Following a June ruling from the 2nd U.S. Circuit Court of Appeals on fluctuating workweeks and worker pay, attorneys for law firm Seyfarth Shaw noted in a blog post that employers should explain to FWW-paid workers in writing that their fixed salary is "intended to compensate them for all hours worked in any week and that their overtime premium rate will be at half the effective hourly rate of their salary that week based on their actual hours worked."
The Seyfarth Shaw attorneys also noted that in some states, such as Alaska, California, New Mexico, and Pennsylvania, the FWW method of pay is not allowed.
Federal regulations regarding the fluctuating workweek were recently updated. The U.S. Department of Labor (DOL) clarified that bonuses, premium payments and "other additional pay of any kind" aren't incompatible with the law's fluctuating workweek arrangement but must be included when calculating overtime pay for those salaried, non-exempt employees whose hours vary from week to week.
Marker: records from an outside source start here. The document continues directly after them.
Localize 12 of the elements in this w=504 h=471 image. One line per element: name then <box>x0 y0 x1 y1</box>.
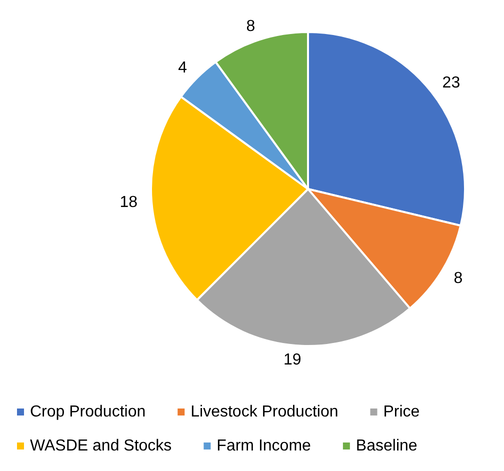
data-label: 8 <box>246 18 256 35</box>
legend-label: Crop Production <box>30 404 146 420</box>
data-label: 19 <box>283 351 302 368</box>
data-label: 8 <box>454 270 463 287</box>
legend-label: Livestock Production <box>190 404 338 420</box>
legend-label: Baseline <box>356 438 418 454</box>
legend-label: Price <box>383 404 420 420</box>
legend-label: WASDE and Stocks <box>30 438 172 454</box>
data-label: 18 <box>120 194 138 211</box>
data-label: 23 <box>442 74 460 92</box>
legend-label: Farm Income <box>216 438 312 454</box>
data-label: 4 <box>178 60 188 77</box>
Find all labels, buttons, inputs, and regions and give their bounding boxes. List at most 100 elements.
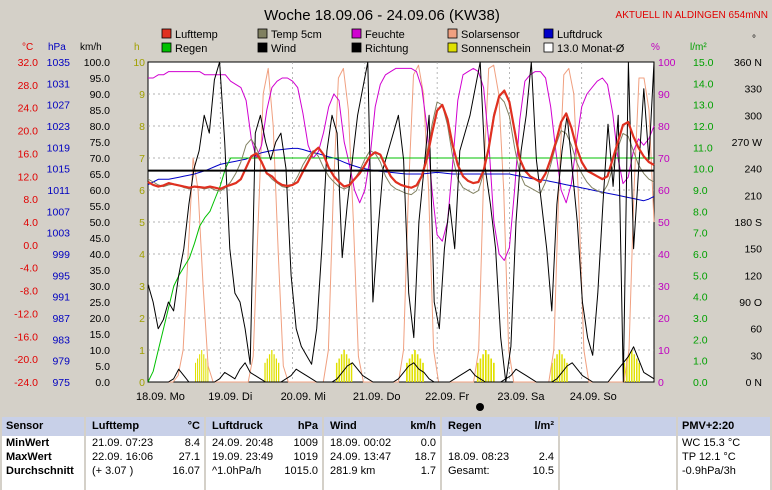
celsius-tick-label: 24.0 [18, 103, 39, 115]
wind-max-time: 24.09. 13:47 [330, 451, 392, 463]
sunshine-bar [558, 350, 561, 382]
percent-tick-label: 50 [658, 217, 670, 229]
axes: 32.028.024.020.016.012.08.04.00.0-4.0-8.… [14, 57, 762, 389]
sunshine-bar [553, 358, 556, 382]
sunshine-bar [490, 358, 493, 382]
x-axis-label: 24.09. So [570, 391, 617, 403]
celsius-tick-label: 0.0 [23, 240, 38, 252]
wind-avg-value: 1.7 [420, 465, 436, 477]
kmh-tick-label: 75.0 [90, 137, 111, 149]
regen-header-label: Regen [448, 420, 482, 432]
celsius-tick-label: -8.0 [20, 286, 38, 298]
hours-tick-label: 9 [139, 89, 145, 101]
rain-tick-label: 9.0 [693, 185, 708, 197]
hours-tick-label: 6 [139, 185, 145, 197]
hours-tick-label: 3 [139, 281, 145, 293]
lufttemp-header: Lufttemp °C [86, 417, 204, 436]
wind-max-row: 24.09. 13:47 18.7 [324, 450, 440, 464]
hpa-tick-label: 995 [52, 270, 70, 282]
sunshine-bar [338, 358, 340, 382]
sunshine-bar [348, 358, 350, 382]
x-axis-label: 19.09. Di [208, 391, 252, 403]
hours-tick-label: 7 [139, 153, 145, 165]
kmh-tick-label: 60.0 [90, 185, 111, 197]
wind-column: Wind km/h 18.09. 00:02 0.0 24.09. 13:47 18… [324, 417, 440, 490]
rain-tick-label: 3.0 [693, 313, 708, 325]
direction-tick-label: 240 [744, 164, 762, 176]
sunshine-bar [201, 350, 203, 382]
rain-tick-label: 8.0 [693, 206, 708, 218]
hpa-tick-label: 999 [52, 249, 70, 261]
sunshine-bar [414, 350, 416, 382]
direction-tick-label: 210 [744, 190, 762, 202]
sunshine-bar [207, 362, 209, 382]
rain-tick-label: 11.0 [693, 142, 713, 154]
sunshine-bar [628, 354, 631, 382]
regen-row-1 [442, 436, 558, 450]
direction-tick-label: 300 [744, 110, 762, 122]
legend-label-luftdruck: Luftdruck [557, 29, 603, 41]
rain-tick-label: 2.0 [693, 334, 708, 346]
series-richtung [147, 61, 655, 383]
rain-tick-label: 13.0 [693, 100, 714, 112]
kmh-tick-label: 45.0 [90, 233, 111, 245]
percent-tick-label: 100 [658, 57, 676, 69]
sunshine-bar [408, 358, 411, 382]
legend-label-richtung: Richtung [365, 43, 408, 55]
luftdruck-max-row: 19.09. 23:49 1019 [206, 450, 322, 464]
hpa-tick-label: 987 [52, 313, 70, 325]
kmh-tick-label: 5.0 [95, 361, 110, 373]
hpa-tick-label: 1015 [47, 164, 71, 176]
hpa-tick-label: 991 [52, 292, 70, 304]
direction-tick-label: 90 O [739, 297, 762, 309]
sunshine-bar [194, 362, 197, 382]
sunshine-bar [406, 362, 408, 382]
kmh-tick-label: 55.0 [90, 201, 111, 213]
sunshine-bar [487, 354, 490, 382]
sunshine-bar [266, 358, 268, 382]
percent-tick-label: 10 [658, 345, 670, 357]
rain-tick-label: 7.0 [693, 228, 708, 240]
regen-column: Regen l/m² 18.09. 08:23 2.4 Gesamt: 10.5 [442, 417, 558, 490]
legend-label-monat: 13.0 Monat-Ø [557, 43, 625, 55]
rain-tick-label: 6.0 [693, 249, 708, 261]
direction-tick-label: 150 [744, 244, 762, 256]
regen-max-row: 18.09. 08:23 2.4 [442, 450, 558, 464]
sunshine-bar [268, 354, 271, 382]
kmh-tick-label: 90.0 [90, 89, 111, 101]
kmh-tick-label: 0.0 [95, 377, 110, 389]
rain-tick-label: 15.0 [693, 57, 714, 69]
luftdruck-avg-value: 1015.0 [284, 465, 318, 477]
rain-tick-label: 5.0 [693, 270, 708, 282]
lufttemp-max-time: 22.09. 16:06 [92, 451, 154, 463]
kmh-tick-label: 40.0 [90, 249, 111, 261]
sunshine-bar [422, 362, 424, 382]
lufttemp-header-label: Lufttemp [92, 420, 140, 432]
hours-tick-label: 2 [139, 313, 145, 325]
scroll-marker-icon[interactable] [476, 403, 484, 411]
hpa-tick-label: 1023 [47, 121, 71, 133]
legend-swatch-wind [257, 42, 268, 53]
luftdruck-column: Luftdruck hPa 24.09. 20:48 1009 19.09. 23… [206, 417, 322, 490]
sunshine-bar [350, 362, 353, 382]
celsius-tick-label: 20.0 [18, 126, 39, 138]
x-axis-label: 18.09. Mo [136, 391, 185, 403]
luftdruck-max-value: 1019 [293, 451, 318, 463]
kmh-tick-label: 100.0 [84, 57, 110, 69]
lufttemp-avg-delta: (+ 3.07 ) [92, 465, 134, 477]
legend-swatch-feuchte [351, 28, 362, 39]
lufttemp-column: Lufttemp °C 21.09. 07:23 8.4 22.09. 16:06… [86, 417, 204, 490]
percent-tick-label: 80 [658, 121, 670, 133]
pmv-column: PMV+2:20 WC 15.3 °C TP 12.1 °C -0.9hPa/3… [678, 417, 770, 490]
legend-swatch-luftdruck [543, 28, 554, 39]
direction-tick-label: 180 S [735, 217, 762, 229]
hours-tick-label: 5 [139, 217, 145, 229]
legend-label-sonnenschein: Sonnenschein [461, 43, 531, 55]
luftdruck-trend: ^1.0hPa/h [212, 465, 262, 477]
wind-min-time: 18.09. 00:02 [330, 437, 392, 449]
legend-label-wind: Wind [271, 43, 296, 55]
row-label-min: MinWert [6, 437, 50, 449]
celsius-tick-label: -16.0 [14, 331, 38, 343]
sunshine-bar [556, 354, 558, 382]
sunshine-bar [566, 362, 568, 382]
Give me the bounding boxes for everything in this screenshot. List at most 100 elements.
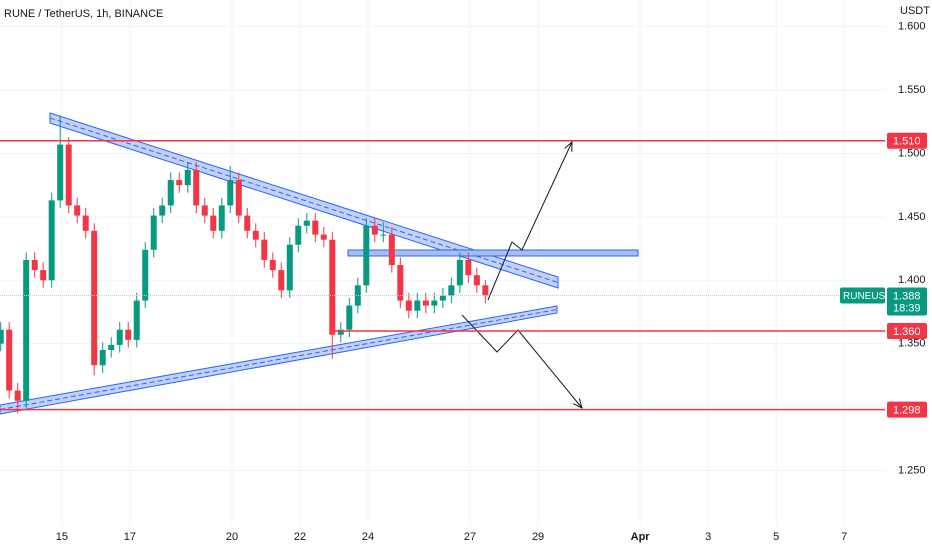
candle-body	[6, 329, 13, 391]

DOL said the revised rule will allow employers and employees to better take advantage of flexible work schedules and make it easier for employers and employees to agree to unique scheduling arrangements while allowing employees to retain access to bonuses and premiums they would otherwise earn, especially as the nation grapples with the COVID-19 pandemic. "Some employers are likely to promote social distancing in the workplace by having their employees adopt variable work schedules, possibly staggering their start and end times for the day," DOL said. The revision takes effect Aug. 7.